Reproducibility analysis of multi-institutional paired expert annotations and radiomic features of the Ivy Glioblastoma Atlas Project (Ivy GAP) dataset

Affiliations
Meta-Analysis

Reproducibility analysis of multi-institutional paired expert annotations and radiomic features of the Ivy Glioblastoma Atlas Project (Ivy GAP) dataset

Sarthak Pati et al. Med Phys. 2020 Dec.

Abstract

Purpose: The availability of radiographic magnetic resonance imaging (MRI) scans for the Ivy Glioblastoma Atlas Project (Ivy GAP) has opened up opportunities for development of radiomic markers for prognostic/predictive applications in glioblastoma (GBM). In this work, we address two critical challenges with regard to developing robust radiomic approaches: (a) the lack of availability of reliable segmentation labels for glioblastoma tumor sub-compartments (i.e., enhancing tumor, non-enhancing tumor core, peritumoral edematous/infiltrated tissue) and (b) identifying "reproducible" radiomic features that are robust to segmentation variability across readers/sites.

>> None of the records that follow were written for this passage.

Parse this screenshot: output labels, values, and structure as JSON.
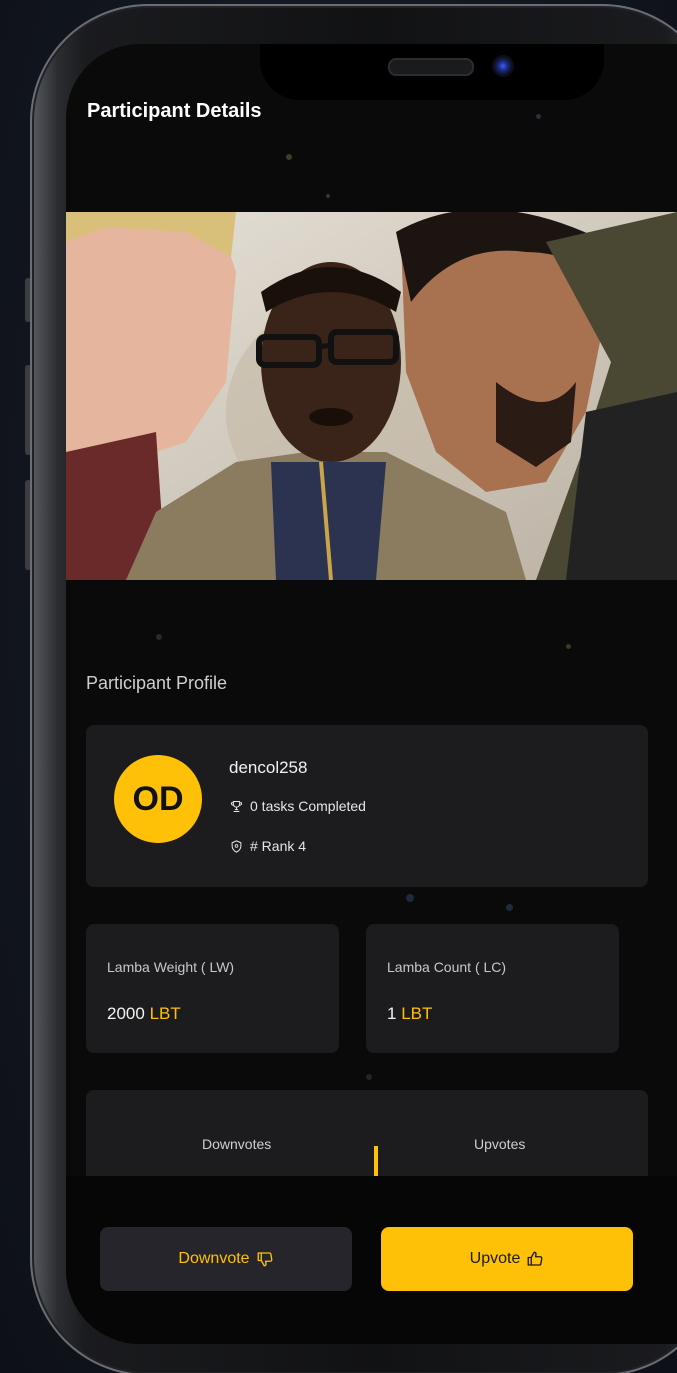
{
  "header": {
    "title": "Participant Details"
  },
  "profile": {
    "section_title": "Participant Profile",
    "avatar_initials": "OD",
    "username": "dencol258",
    "tasks_completed": "0 tasks Completed",
    "rank": "# Rank 4"
  },
  "stats": {
    "weight": {
      "label": "Lamba Weight ( LW)",
      "value": "2000",
      "unit": "LBT"
    },
    "count": {
      "label": "Lamba Count ( LC)",
      "value": "1",
      "unit": "LBT"
    }
  },
  "votes": {
    "downvotes_label": "Downvotes",
    "upvotes_label": "Upvotes"
  },
  "actions": {
    "downvote_label": "Downvote",
    "upvote_label": "Upvote"
  },
  "colors": {
    "accent": "#ffc107",
    "background": "#0a0a0b",
    "card": "#1c1c1e"
  },
  "icons": [
    "trophy-icon",
    "shield-icon",
    "thumbs-down-icon",
    "thumbs-up-icon"
  ]
}
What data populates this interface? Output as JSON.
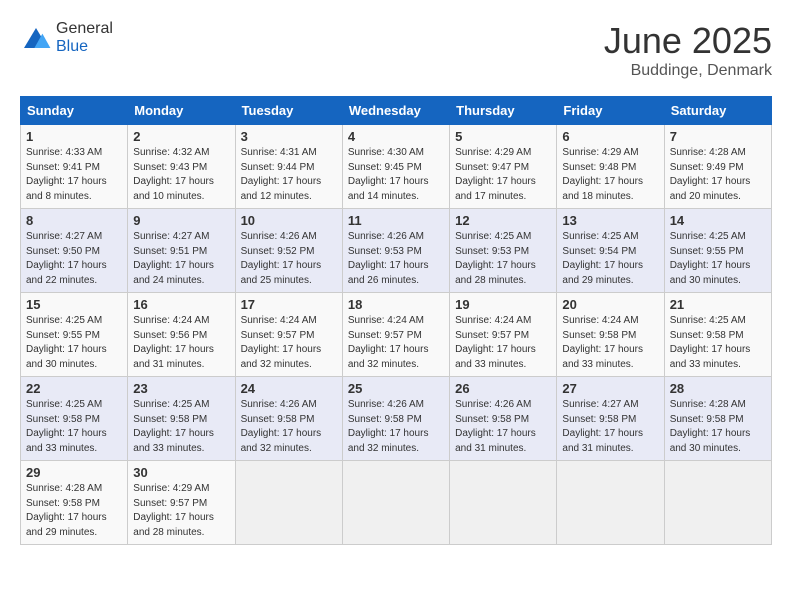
{
  "logo": {
    "general": "General",
    "blue": "Blue"
  },
  "header": {
    "month": "June 2025",
    "location": "Buddinge, Denmark"
  },
  "days_of_week": [
    "Sunday",
    "Monday",
    "Tuesday",
    "Wednesday",
    "Thursday",
    "Friday",
    "Saturday"
  ],
  "weeks": [
    [
      {
        "day": "1",
        "info": "Sunrise: 4:33 AM\nSunset: 9:41 PM\nDaylight: 17 hours\nand 8 minutes."
      },
      {
        "day": "2",
        "info": "Sunrise: 4:32 AM\nSunset: 9:43 PM\nDaylight: 17 hours\nand 10 minutes."
      },
      {
        "day": "3",
        "info": "Sunrise: 4:31 AM\nSunset: 9:44 PM\nDaylight: 17 hours\nand 12 minutes."
      },
      {
        "day": "4",
        "info": "Sunrise: 4:30 AM\nSunset: 9:45 PM\nDaylight: 17 hours\nand 14 minutes."
      },
      {
        "day": "5",
        "info": "Sunrise: 4:29 AM\nSunset: 9:47 PM\nDaylight: 17 hours\nand 17 minutes."
      },
      {
        "day": "6",
        "info": "Sunrise: 4:29 AM\nSunset: 9:48 PM\nDaylight: 17 hours\nand 18 minutes."
      },
      {
        "day": "7",
        "info": "Sunrise: 4:28 AM\nSunset: 9:49 PM\nDaylight: 17 hours\nand 20 minutes."
      }
    ],
    [
      {
        "day": "8",
        "info": "Sunrise: 4:27 AM\nSunset: 9:50 PM\nDaylight: 17 hours\nand 22 minutes."
      },
      {
        "day": "9",
        "info": "Sunrise: 4:27 AM\nSunset: 9:51 PM\nDaylight: 17 hours\nand 24 minutes."
      },
      {
        "day": "10",
        "info": "Sunrise: 4:26 AM\nSunset: 9:52 PM\nDaylight: 17 hours\nand 25 minutes."
      },
      {
        "day": "11",
        "info": "Sunrise: 4:26 AM\nSunset: 9:53 PM\nDaylight: 17 hours\nand 26 minutes."
      },
      {
        "day": "12",
        "info": "Sunrise: 4:25 AM\nSunset: 9:53 PM\nDaylight: 17 hours\nand 28 minutes."
      },
      {
        "day": "13",
        "info": "Sunrise: 4:25 AM\nSunset: 9:54 PM\nDaylight: 17 hours\nand 29 minutes."
      },
      {
        "day": "14",
        "info": "Sunrise: 4:25 AM\nSunset: 9:55 PM\nDaylight: 17 hours\nand 30 minutes."
      }
    ],
    [
      {
        "day": "15",
        "info": "Sunrise: 4:25 AM\nSunset: 9:55 PM\nDaylight: 17 hours\nand 30 minutes."
      },
      {
        "day": "16",
        "info": "Sunrise: 4:24 AM\nSunset: 9:56 PM\nDaylight: 17 hours\nand 31 minutes."
      },
      {
        "day": "17",
        "info": "Sunrise: 4:24 AM\nSunset: 9:57 PM\nDaylight: 17 hours\nand 32 minutes."
      },
      {
        "day": "18",
        "info": "Sunrise: 4:24 AM\nSunset: 9:57 PM\nDaylight: 17 hours\nand 32 minutes."
      },
      {
        "day": "19",
        "info": "Sunrise: 4:24 AM\nSunset: 9:57 PM\nDaylight: 17 hours\nand 33 minutes."
      },
      {
        "day": "20",
        "info": "Sunrise: 4:24 AM\nSunset: 9:58 PM\nDaylight: 17 hours\nand 33 minutes."
      },
      {
        "day": "21",
        "info": "Sunrise: 4:25 AM\nSunset: 9:58 PM\nDaylight: 17 hours\nand 33 minutes."
      }
    ],
    [
      {
        "day": "22",
        "info": "Sunrise: 4:25 AM\nSunset: 9:58 PM\nDaylight: 17 hours\nand 33 minutes."
      },
      {
        "day": "23",
        "info": "Sunrise: 4:25 AM\nSunset: 9:58 PM\nDaylight: 17 hours\nand 33 minutes."
      },
      {
        "day": "24",
        "info": "Sunrise: 4:26 AM\nSunset: 9:58 PM\nDaylight: 17 hours\nand 32 minutes."
      },
      {
        "day": "25",
        "info": "Sunrise: 4:26 AM\nSunset: 9:58 PM\nDaylight: 17 hours\nand 32 minutes."
      },
      {
        "day": "26",
        "info": "Sunrise: 4:26 AM\nSunset: 9:58 PM\nDaylight: 17 hours\nand 31 minutes."
      },
      {
        "day": "27",
        "info": "Sunrise: 4:27 AM\nSunset: 9:58 PM\nDaylight: 17 hours\nand 31 minutes."
      },
      {
        "day": "28",
        "info": "Sunrise: 4:28 AM\nSunset: 9:58 PM\nDaylight: 17 hours\nand 30 minutes."
      }
    ],
    [
      {
        "day": "29",
        "info": "Sunrise: 4:28 AM\nSunset: 9:58 PM\nDaylight: 17 hours\nand 29 minutes."
      },
      {
        "day": "30",
        "info": "Sunrise: 4:29 AM\nSunset: 9:57 PM\nDaylight: 17 hours\nand 28 minutes."
      },
      {
        "day": "",
        "info": ""
      },
      {
        "day": "",
        "info": ""
      },
      {
        "day": "",
        "info": ""
      },
      {
        "day": "",
        "info": ""
      },
      {
        "day": "",
        "info": ""
      }
    ]
  ]
}
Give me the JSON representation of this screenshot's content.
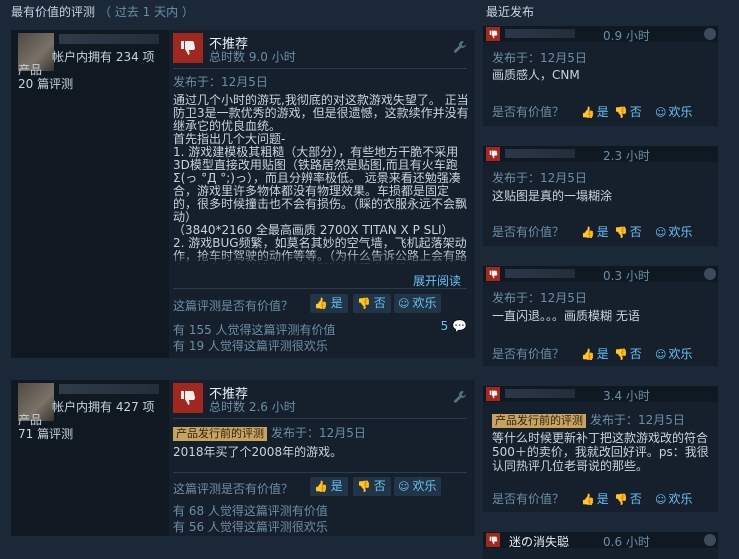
{
  "left_section": {
    "title": "最有价值的评测",
    "range": "（ 过去 1 天内 ）"
  },
  "right_section": {
    "title": "最近发布"
  },
  "reviews": [
    {
      "owns": "帐户内拥有 234 项",
      "products_label": "产品",
      "review_count": "20 篇评测",
      "rec": "不推荐",
      "hours": "总时数 9.0 小时",
      "posted": "发布于：12月5日",
      "prerelease": "",
      "body": "通过几个小时的游玩,我彻底的对这款游戏失望了。 正当防卫3是一款优秀的游戏，但是很遗憾，这款续作并没有继承它的优良血统。\n首先指出几个大问题-\n1. 游戏建模极其粗糙（大部分），有些地方干脆不采用3D模型直接改用贴图（铁路居然是贴图,而且有火车跑Σ(っ °Д °;)っ），而且分辨率极低。 远景来看还勉强凑合，游戏里许多物体都没有物理效果。车损都是固定的，很多时候撞击也不会有损伤。（睬的衣服永远不会飘动）\n（3840*2160 全最高画质 2700X TITAN X P SLI）\n2. 游戏BUG频繁，如莫名其妙的空气墙，飞机起落架动作，抢车时驾驶的动作等等。（为什么告诉公路上会有路人，来车会主动撞你。）在辅助的过程中间操头",
      "expand": "展开阅读",
      "helpful_q": "这篇评测是否有价值？",
      "yes": "是",
      "no": "否",
      "funny": "欢乐",
      "stat1": "有 155 人觉得这篇评测有价值",
      "stat2": "有 19 人觉得这篇评测很欢乐",
      "comments": "5"
    },
    {
      "owns": "帐户内拥有 427 项",
      "products_label": "产品",
      "review_count": "71 篇评测",
      "rec": "不推荐",
      "hours": "总时数 2.6 小时",
      "posted": "发布于：12月5日",
      "prerelease": "产品发行前的评测",
      "body": "2018年买了个2008年的游戏。",
      "expand": "",
      "helpful_q": "这篇评测是否有价值？",
      "yes": "是",
      "no": "否",
      "funny": "欢乐",
      "stat1": "有 68 人觉得这篇评测有价值",
      "stat2": "有 56 人觉得这篇评测很欢乐",
      "comments": ""
    }
  ],
  "recent": [
    {
      "name": "",
      "hours": "0.9 小时",
      "posted": "发布于：12月5日",
      "prerelease": "",
      "text": "画质感人，CNM",
      "helpful_q": "是否有价值？",
      "yes": "是",
      "no": "否",
      "funny": "欢乐"
    },
    {
      "name": "",
      "hours": "2.3 小时",
      "posted": "发布于：12月5日",
      "prerelease": "",
      "text": "这贴图是真的一塌糊涂",
      "helpful_q": "是否有价值？",
      "yes": "是",
      "no": "否",
      "funny": "欢乐"
    },
    {
      "name": "",
      "hours": "0.3 小时",
      "posted": "发布于：12月5日",
      "prerelease": "",
      "text": "一直闪退。。。画质模糊 无语",
      "helpful_q": "是否有价值？",
      "yes": "是",
      "no": "否",
      "funny": "欢乐"
    },
    {
      "name": "",
      "hours": "3.4 小时",
      "posted": "发布于：12月5日",
      "prerelease": "产品发行前的评测",
      "text": "等什么时候更新补丁把这款游戏改的符合500＋的卖价，我就改回好评。ps：我很认同热评几位老哥说的那些。",
      "helpful_q": "是否有价值？",
      "yes": "是",
      "no": "否",
      "funny": "欢乐"
    },
    {
      "name": "迷の消失聪",
      "hours": "0.6 小时",
      "posted": "",
      "prerelease": "",
      "text": "",
      "helpful_q": "",
      "yes": "",
      "no": "",
      "funny": ""
    }
  ],
  "colors": {
    "bg": "#1b2838",
    "card": "#16202d",
    "thumb_down": "#a2271e",
    "link": "#67c1f5",
    "muted": "#6a8fa6",
    "prerelease": "#c8a35d"
  }
}
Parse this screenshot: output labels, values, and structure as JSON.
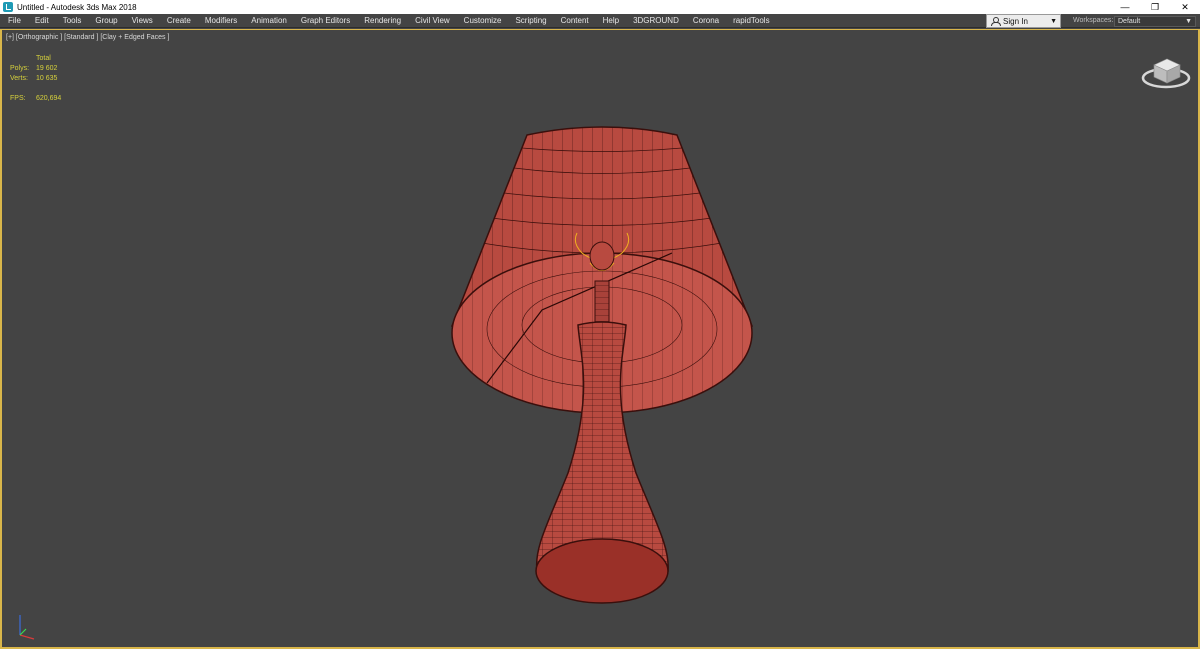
{
  "window": {
    "title": "Untitled - Autodesk 3ds Max 2018",
    "controls": [
      "—",
      "❐",
      "✕"
    ]
  },
  "menu": [
    "File",
    "Edit",
    "Tools",
    "Group",
    "Views",
    "Create",
    "Modifiers",
    "Animation",
    "Graph Editors",
    "Rendering",
    "Civil View",
    "Customize",
    "Scripting",
    "Content",
    "Help",
    "3DGROUND",
    "Corona",
    "rapidTools"
  ],
  "account": {
    "sign_in": "Sign In",
    "dropdown": "▼"
  },
  "workspaces": {
    "label": "Workspaces:",
    "value": "Default",
    "dropdown": "▼"
  },
  "viewport": {
    "label": "[+] [Orthographic ] [Standard ] [Clay + Edged Faces ]",
    "border_color": "#d9b64a",
    "stats": {
      "header": "Total",
      "polys_label": "Polys:",
      "polys": "19 602",
      "verts_label": "Verts:",
      "verts": "10 635",
      "fps_label": "FPS:",
      "fps": "620,694"
    }
  },
  "colors": {
    "viewport_bg": "#444444",
    "mesh_fill": "#b84a40",
    "wire": "#3a0f0c",
    "stats_text": "#d6d13c",
    "filament": "#f0b020"
  },
  "icons": [
    "app-icon",
    "user-icon",
    "viewcube-icon",
    "axis-tripod-icon"
  ]
}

Acquisition and validation methods: From TCIA's Ivy GAP cohort, we obtained a paired set (n = 31) of expert annotations approved by two board-certified neuroradiologists at the Hospital of the University of Pennsylvania (UPenn) and at Case Western Reserve University (CWRU). For these studies, we performed a reproducibility study that assessed the variability in (a) segmentation labels and (b) radiomic features, between these paired annotations. The radiomic variability was assessed on a comprehensive panel of 11 700 radiomic features including intensity, volumetric, morphologic, histogram-based, and textural parameters, extracted for each of the paired sets of annotations. Our results demonstrated (a) a high level of inter-rater agreement (median value of DICE ≥0.8 for all sub-compartments), and (b) ≈24% of the extracted radiomic features being highly correlated (based on Spearman's rank correlation coefficient) to annotation variations. These robust features largely belonged to morphology (describing shape characteristics), intensity (capturing intensity profile statistics), and COLLAGE (capturing heterogeneity in gradient orientations) feature families.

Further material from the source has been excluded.